AI for Sciences Track (First Edition): Call for Papers
KDD is the premier Data Science and AI conference, traditionally hosting a Research and an Applied Data Science Track (and recently a newly introduced Datasets & Benchmarks Track). The conference of 2026 will take place from August 9 to 13, 2026, in Jeju, Korea.
This year, we are introducing another new track of AI for Sciences, highlighting the increasingly important roles of AI and data-driven methods for interdisciplinary research and scientific discoveries.
KDD has two submission cycles per year. Submissions to the new AI for Sciences Track are only accepted in the Second Cycle (February 2026). Papers submitted to all other tracks during this Second Cycle are not eligible for consideration in the AI for Sciences Track. Papers rejected from other tracks in the First Cycle can be submitted only if the topics are highly related to the AI for Sciences Track.
The important dates for the KDD 2026 Second Cycle are:
- Abstract Deadline: Feb 1, 2026
- Paper Deadline: Feb 8, 2026
- Author Rebuttal Period: Apr 4-18, 2026
- Notification: May 16, 2026
- Camera-ready: TBD
All deadlines are end-of-day in the Anywhere on Earth (AoE) time zone.
Submission Site
We are using OpenReview to manage the submissions and reviewing. Submissions will not be made public on OpenReview during the reviewing period.
All listed authors must have an up-to-date OpenReview profile. Here is information on how to create an OpenReview profile. Note OpenReview’s moderation policy for newly created profiles:
- New profiles created without an institutional email will go through a moderation process that can take up to two weeks.
- New profiles created with an institutional email will be activated automatically.
The OpenReview profile will be used to handle conflict of interest and paper matching. An incomplete OpenReview profile is sufficient ground for desk rejection.
To be considered complete, each author profile must be properly attributed with the following mandatory fields: current and past institutional affiliation (going back at least 5 years), homepage, DBLP (if there is prior publication), ORCID, Advisors and Recent Publications (if any). In addition, other fields such as Google Scholar, LinkedIn, Semantic Scholar, Advisees and Other Relations should be entered wherever applicable.
Abstracts and papers can be submitted through OpenReview at this link: KDD 2026 AI4Sciences Track February | OpenReview
Scope
The AI for Sciences Track aims to bring together researchers from AI, data sciences, and domain disciplines to advance the next generation of data-driven interdisciplinary research and scientific discovery. We focus on methods that enable interpretable and trustworthy AI systems to accelerate progress in various disciplines of science. The topics covered by this track include and are not limited to:
- AI-driven Scientific Discovery: Using machine learning and generative models to propose hypotheses and identify new laws or relationships in data.

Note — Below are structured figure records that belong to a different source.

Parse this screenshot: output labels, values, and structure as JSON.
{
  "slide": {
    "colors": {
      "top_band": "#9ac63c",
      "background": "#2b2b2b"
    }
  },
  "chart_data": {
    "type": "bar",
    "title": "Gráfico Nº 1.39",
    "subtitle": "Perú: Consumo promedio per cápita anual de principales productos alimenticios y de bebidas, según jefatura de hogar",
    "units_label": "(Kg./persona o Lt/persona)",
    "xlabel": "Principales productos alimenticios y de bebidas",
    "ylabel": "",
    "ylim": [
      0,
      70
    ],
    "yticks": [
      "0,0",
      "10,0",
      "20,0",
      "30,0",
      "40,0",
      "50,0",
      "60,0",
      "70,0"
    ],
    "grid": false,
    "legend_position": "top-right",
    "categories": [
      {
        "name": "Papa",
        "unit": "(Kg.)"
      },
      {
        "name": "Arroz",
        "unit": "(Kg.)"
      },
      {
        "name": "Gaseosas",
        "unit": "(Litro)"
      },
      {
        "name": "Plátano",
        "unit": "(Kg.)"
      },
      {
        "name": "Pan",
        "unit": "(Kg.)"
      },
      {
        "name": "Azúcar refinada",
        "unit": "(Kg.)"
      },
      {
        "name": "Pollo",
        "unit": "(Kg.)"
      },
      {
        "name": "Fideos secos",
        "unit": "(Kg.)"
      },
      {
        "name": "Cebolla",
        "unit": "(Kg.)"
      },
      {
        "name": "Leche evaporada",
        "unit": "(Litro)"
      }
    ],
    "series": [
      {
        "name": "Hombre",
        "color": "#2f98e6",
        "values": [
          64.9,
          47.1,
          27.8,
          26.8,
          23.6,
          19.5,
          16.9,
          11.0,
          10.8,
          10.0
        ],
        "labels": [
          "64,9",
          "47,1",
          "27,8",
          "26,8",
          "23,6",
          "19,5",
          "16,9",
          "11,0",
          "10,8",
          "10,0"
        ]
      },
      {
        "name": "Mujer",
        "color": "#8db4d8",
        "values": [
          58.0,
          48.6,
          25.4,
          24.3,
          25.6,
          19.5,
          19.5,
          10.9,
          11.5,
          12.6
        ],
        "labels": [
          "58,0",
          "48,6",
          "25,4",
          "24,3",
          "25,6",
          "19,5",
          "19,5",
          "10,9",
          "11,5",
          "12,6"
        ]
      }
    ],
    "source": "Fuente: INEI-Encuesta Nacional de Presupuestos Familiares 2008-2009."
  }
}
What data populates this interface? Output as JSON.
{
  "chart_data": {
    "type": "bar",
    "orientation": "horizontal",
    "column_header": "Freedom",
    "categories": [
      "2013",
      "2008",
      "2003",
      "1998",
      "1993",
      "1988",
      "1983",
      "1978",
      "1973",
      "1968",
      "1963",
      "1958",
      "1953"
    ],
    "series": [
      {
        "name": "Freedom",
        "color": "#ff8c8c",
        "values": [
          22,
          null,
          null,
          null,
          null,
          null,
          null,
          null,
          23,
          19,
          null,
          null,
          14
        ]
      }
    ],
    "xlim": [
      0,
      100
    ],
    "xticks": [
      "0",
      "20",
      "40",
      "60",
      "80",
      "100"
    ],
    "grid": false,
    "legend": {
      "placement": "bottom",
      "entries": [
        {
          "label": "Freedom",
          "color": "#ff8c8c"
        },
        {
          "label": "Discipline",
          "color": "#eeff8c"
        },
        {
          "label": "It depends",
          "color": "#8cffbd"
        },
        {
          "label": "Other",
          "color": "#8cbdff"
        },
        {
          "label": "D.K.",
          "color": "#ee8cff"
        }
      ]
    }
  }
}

- AI-accelerated Simulations and Modeling: Integrating neural surrogates, physics-informed models, or reinforcement learning to speed up scientific simulations and numerical solvers.

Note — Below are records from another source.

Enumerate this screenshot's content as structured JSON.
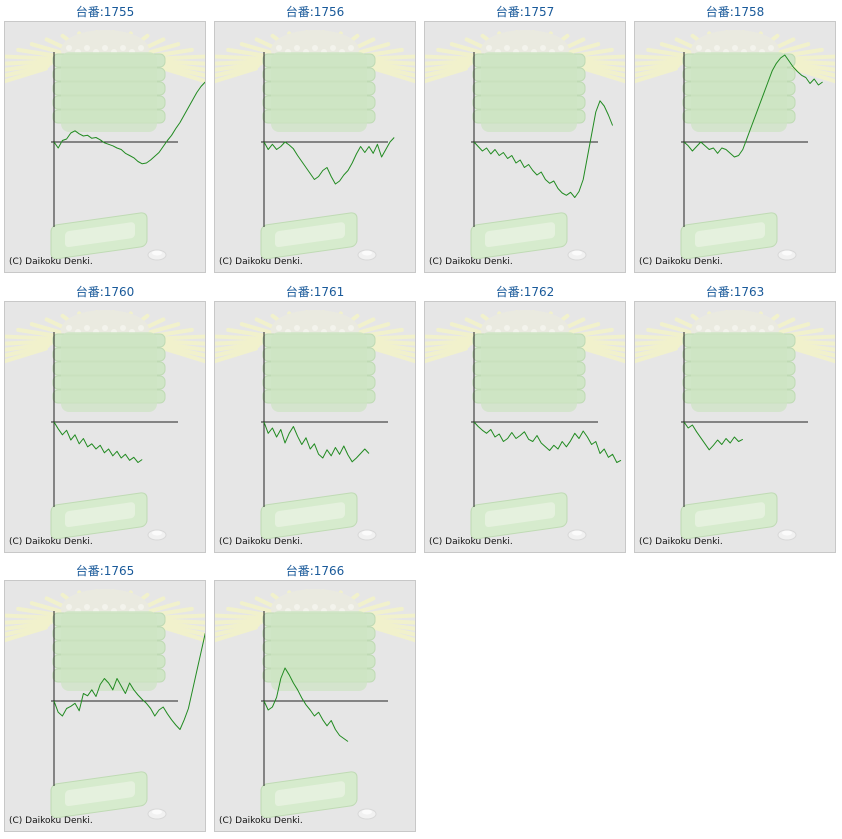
{
  "machine_label": "台番:",
  "copyright": "(C) Daikoku Denki.",
  "colors": {
    "line": "#228B22",
    "axis": "#222222",
    "title": "#1a5a9a",
    "panel_bg": "#e6e6e6"
  },
  "chart_data": [
    {
      "type": "line",
      "id": "1755",
      "y": [
        0,
        -800,
        200,
        400,
        1200,
        1500,
        1100,
        800,
        900,
        500,
        600,
        300,
        -100,
        -300,
        -500,
        -800,
        -1000,
        -1500,
        -1800,
        -2100,
        -2600,
        -2900,
        -2800,
        -2400,
        -1900,
        -1400,
        -600,
        200,
        900,
        1800,
        2600,
        3600,
        4600,
        5600,
        6600,
        7400,
        8000
      ]
    },
    {
      "type": "line",
      "id": "1756",
      "y": [
        0,
        -1000,
        -300,
        -1000,
        -600,
        0,
        -400,
        -900,
        -1800,
        -2600,
        -3400,
        -4200,
        -5000,
        -4600,
        -3800,
        -3400,
        -4600,
        -5600,
        -5200,
        -4400,
        -3800,
        -2800,
        -1600,
        -600,
        -1400,
        -600,
        -1500,
        -300,
        -2000,
        -1000,
        0,
        600
      ]
    },
    {
      "type": "line",
      "id": "1757",
      "y": [
        0,
        -600,
        -1200,
        -800,
        -1600,
        -1000,
        -1800,
        -1400,
        -2200,
        -1800,
        -2800,
        -2400,
        -3400,
        -3000,
        -3800,
        -4400,
        -4000,
        -5000,
        -5500,
        -5200,
        -6200,
        -6800,
        -7100,
        -6700,
        -7400,
        -6600,
        -5000,
        -2000,
        1000,
        4000,
        5500,
        4800,
        3600,
        2200
      ]
    },
    {
      "type": "line",
      "id": "1758",
      "y": [
        0,
        -500,
        -1200,
        -600,
        0,
        -500,
        -1000,
        -800,
        -1500,
        -800,
        -1000,
        -1500,
        -2000,
        -1800,
        -1000,
        500,
        2000,
        3500,
        5000,
        6500,
        8000,
        9500,
        10500,
        11200,
        11600,
        10800,
        10000,
        9400,
        8900,
        8600,
        7800,
        8400,
        7600,
        8000
      ]
    },
    {
      "type": "line",
      "id": "1760",
      "y": [
        0,
        -900,
        -1700,
        -1100,
        -2400,
        -1700,
        -2900,
        -2200,
        -3300,
        -2900,
        -3600,
        -3100,
        -4100,
        -3600,
        -4500,
        -3900,
        -4800,
        -4300,
        -5100,
        -4700,
        -5400,
        -5000
      ]
    },
    {
      "type": "line",
      "id": "1761",
      "y": [
        0,
        -1500,
        -800,
        -2000,
        -1000,
        -2800,
        -1500,
        -600,
        -1900,
        -3000,
        -2100,
        -3600,
        -2900,
        -4300,
        -4800,
        -3700,
        -4500,
        -3400,
        -4300,
        -3200,
        -4400,
        -5300,
        -4800,
        -4200,
        -3600,
        -4200
      ]
    },
    {
      "type": "line",
      "id": "1762",
      "y": [
        0,
        -600,
        -1100,
        -1500,
        -1000,
        -2000,
        -1600,
        -2600,
        -2200,
        -1400,
        -2200,
        -1800,
        -1300,
        -2300,
        -2600,
        -1800,
        -2800,
        -3300,
        -3800,
        -3100,
        -3600,
        -2600,
        -3300,
        -2500,
        -1500,
        -2200,
        -1200,
        -2000,
        -3000,
        -2600,
        -4200,
        -3600,
        -4700,
        -4300,
        -5400,
        -5100
      ]
    },
    {
      "type": "line",
      "id": "1763",
      "y": [
        0,
        -800,
        -400,
        -1300,
        -2100,
        -2900,
        -3700,
        -3100,
        -2400,
        -3000,
        -2200,
        -2800,
        -2000,
        -2600,
        -2300
      ]
    },
    {
      "type": "line",
      "id": "1765",
      "y": [
        0,
        -1500,
        -2000,
        -1000,
        -700,
        -300,
        -1300,
        1000,
        700,
        1500,
        600,
        2200,
        3000,
        2400,
        1500,
        3000,
        2000,
        1000,
        2400,
        1500,
        800,
        200,
        -300,
        -1000,
        -2000,
        -1200,
        -800,
        -1700,
        -2500,
        -3200,
        -3800,
        -2500,
        -1000,
        1500,
        4000,
        6500,
        9000,
        8500
      ]
    },
    {
      "type": "line",
      "id": "1766",
      "y": [
        0,
        -1200,
        -800,
        500,
        3000,
        4400,
        3500,
        2400,
        1500,
        400,
        -500,
        -1200,
        -2000,
        -1500,
        -2500,
        -3300,
        -2600,
        -3800,
        -4600,
        -5000,
        -5400
      ]
    }
  ]
}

- AI for Data-rich Science: Handling massive experimental, observational, or sensor data (e.g., in genomics, particle physics, astronomy, climate science).
- Scientific Foundation Models: Developing large-scale, cross-domain models that capture fundamental structures across scientific data (e.g., molecule-language models, multimodal science models).
The interdisciplinary scientific domains include and are not limited to
- Physical Sciences: Quantum chemistry, materials science, condensed matter physics, high-energy physics, astrophysics.
- Biomedical Sciences: Health sciences, healthcare, bioinformatics, epidemiology, pharmaceuticals.
- Life Sciences: Systems biology, multiomics, neuroscience, plant/animal biology.
- Environmental and Earth Sciences: Ecology, climate, agriculture, hydrology, energy systems, sustainability analytics.
- Robotics and Automation: AI-driven design and control, robotics for scientific experiments.
- Transportation and Urban Systems: Modeling human behavior and mobility patterns, predicting human and vehicle trajectories, and developing planning and optimization methods under resource constraints for AI-powered smart cities.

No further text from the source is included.